Why Judo Is Different

For the past few months, a few of us at Lextech have been evaluating Judo as an alternative to Figma to design SwiftUI apps.

While Figma is a great vector design tool, it is not built for real prototyping on iOS or iPadOS.

For years, I’ve had to struggle with issues such as a Figma prototype being unable to resize to a different iPhone screen, or the inability to test Dynamic Type or the effects of localization.

This is where Judo sweep kicks other design tools. Judo automatically supports functional prototype features that prove impossible or incredibly difficult in Figma and Sketch:

  • Automatic conversion of design to SwiftUI code with Judo’s SDK
  • Connecting your prototype to real-time data APIs
  • Prototype orientation changes (e.g. landscape to portrait)
  • One-click size classes to see design at different screen sizes
  • Built-in support for accessibility features such as Dynamic Type
  • Light/dark mode support that exactly matches Apple’s implementation
  • Support for localization (also matching Apple’s implementation)
  • Support for inputs (e.g. sliders, steppers and form fields)

All these features are built into Judo without the need for additional plugins or code converters, because the biggest strength of Judo is that it’s a visual designer powered by SwiftUI under the hood.

Concepts such as reusable components, layers and an infinite drawing canvas help create an environment in Judo that interface designers will be familiar with. For those new to SwiftUI, Judo helps designers learn the basics behind how SwiftUI works.

In the latest version of the app, Judo 3 adds support for SwiftUI controls such as steppers, sliders, toggles, text fields, secure text fields and pickers.

Judo’s future roadmap includes buttons that can trigger state changes in the Judo file.
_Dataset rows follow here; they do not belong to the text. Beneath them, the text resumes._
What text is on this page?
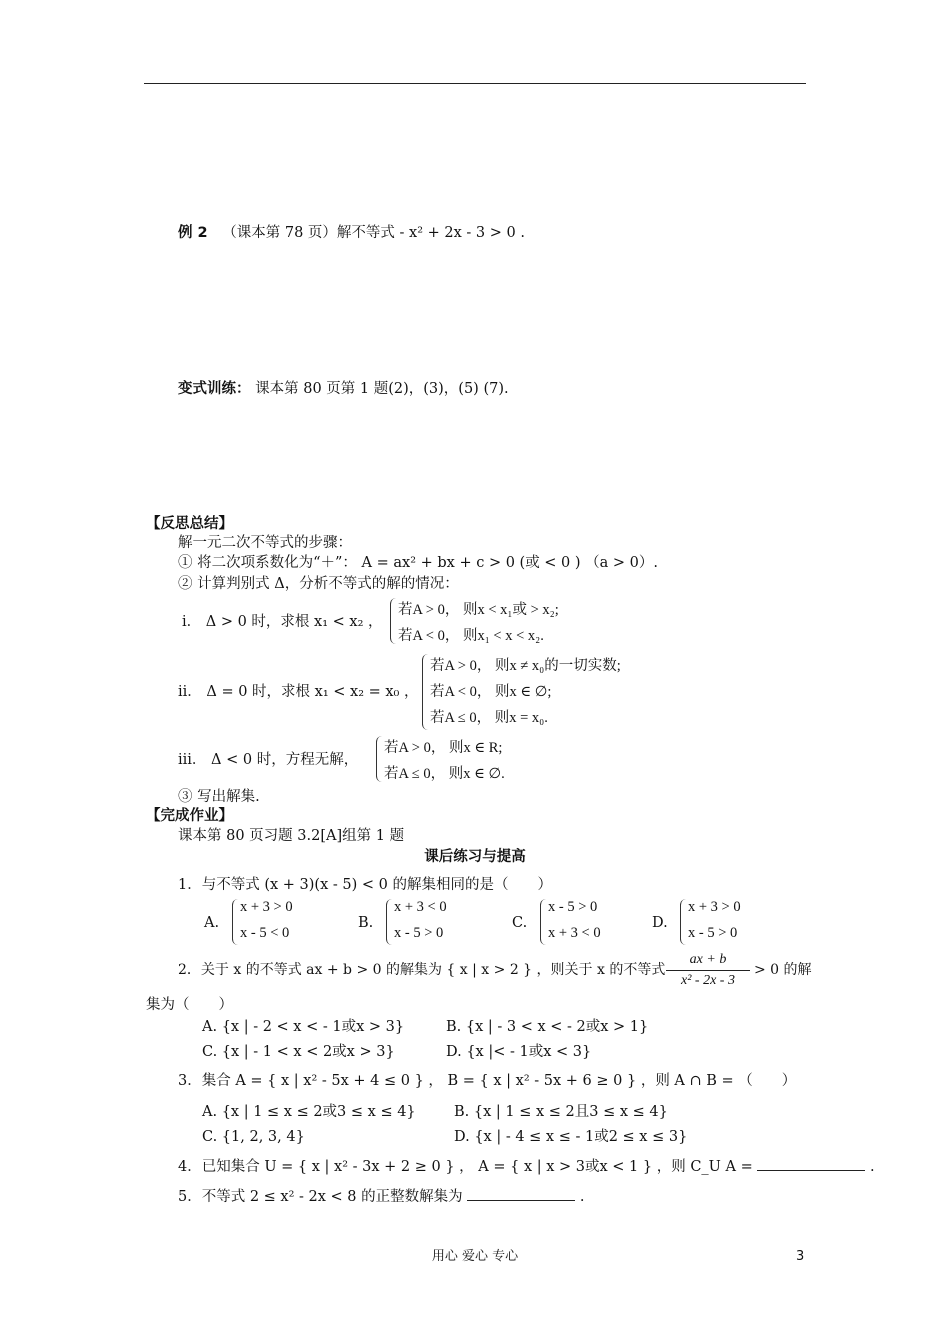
例 2 （课本第 78 页）解不等式 - x² + 2x - 3 > 0 .
变式训练： 课本第 80 页第 1 题(2)，(3)，(5) (7).
【反思总结】
解一元二次不等式的步骤：
① 将二次项系数化为“＋”： A = ax² + bx + c > 0 (或 < 0 ) （a > 0）.
② 计算判别式 Δ，分析不等式的解的情况：
ⅰ． Δ > 0 时，求根 x₁ < x₂ ，
若A > 0， 则x < x₁或 > x₂;
若A < 0， 则x₁ < x < x₂.
ⅱ． Δ = 0 时，求根 x₁ < x₂ = x₀ ，
若A > 0， 则x ≠ x₀的一切实数;
若A < 0， 则x ∈ ∅;
若A ≤ 0， 则x = x₀.
ⅲ． Δ < 0 时，方程无解，
若A > 0， 则x ∈ R;
若A ≤ 0， 则x ∈ ∅.
③ 写出解集.
【完成作业】
课本第 80 页习题 3.2[A]组第 1 题
课后练习与提高
1．与不等式 (x + 3)(x - 5) < 0 的解集相同的是（　　）
A.
x + 3 > 0
x - 5 < 0
B.
x + 3 < 0
x - 5 > 0
C.
x - 5 > 0
x + 3 < 0
D.
x + 3 > 0
x - 5 > 0
2．关于 x 的不等式 ax + b > 0 的解集为 { x | x > 2 } ，则关于 x 的不等式
ax + b
x² - 2x - 3
> 0 的解
集为（　　）
A. {x | - 2 < x < - 1或x > 3}	B. {x | - 3 < x < - 2或x > 1}
C. {x | - 1 < x < 2或x > 3}	D. {x |< - 1或x < 3}
3．集合 A = { x | x² - 5x + 4 ≤ 0 } ， B = { x | x² - 5x + 6 ≥ 0 } ，则 A ∩ B = （　　）
A. {x | 1 ≤ x ≤ 2或3 ≤ x ≤ 4}	B. {x | 1 ≤ x ≤ 2且3 ≤ x ≤ 4}
C. {1, 2, 3, 4}	D. {x | - 4 ≤ x ≤ - 1或2 ≤ x ≤ 3}
4．已知集合 U = { x | x² - 3x + 2 ≥ 0 } ， A = { x | x > 3或x < 1 } ，则 C_U A =	.
5．不等式 2 ≤ x² - 2x < 8 的正整数解集为	.
用心 爱心 专心	3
This will make Judo prototypes even more interactive and functional even beyond the addition of the SwiftUI controls mentioned above.

A screen shot of Judo in dark mode, showing how design and code can be viewed side by side
Unlike other design tools that require converters or plugins to translate design into code, Judo has SwiftUI code creation built in by design.

The Game-Changing Difference

For all the talk around design tokens and variables, Judo goes way beyond both those concepts.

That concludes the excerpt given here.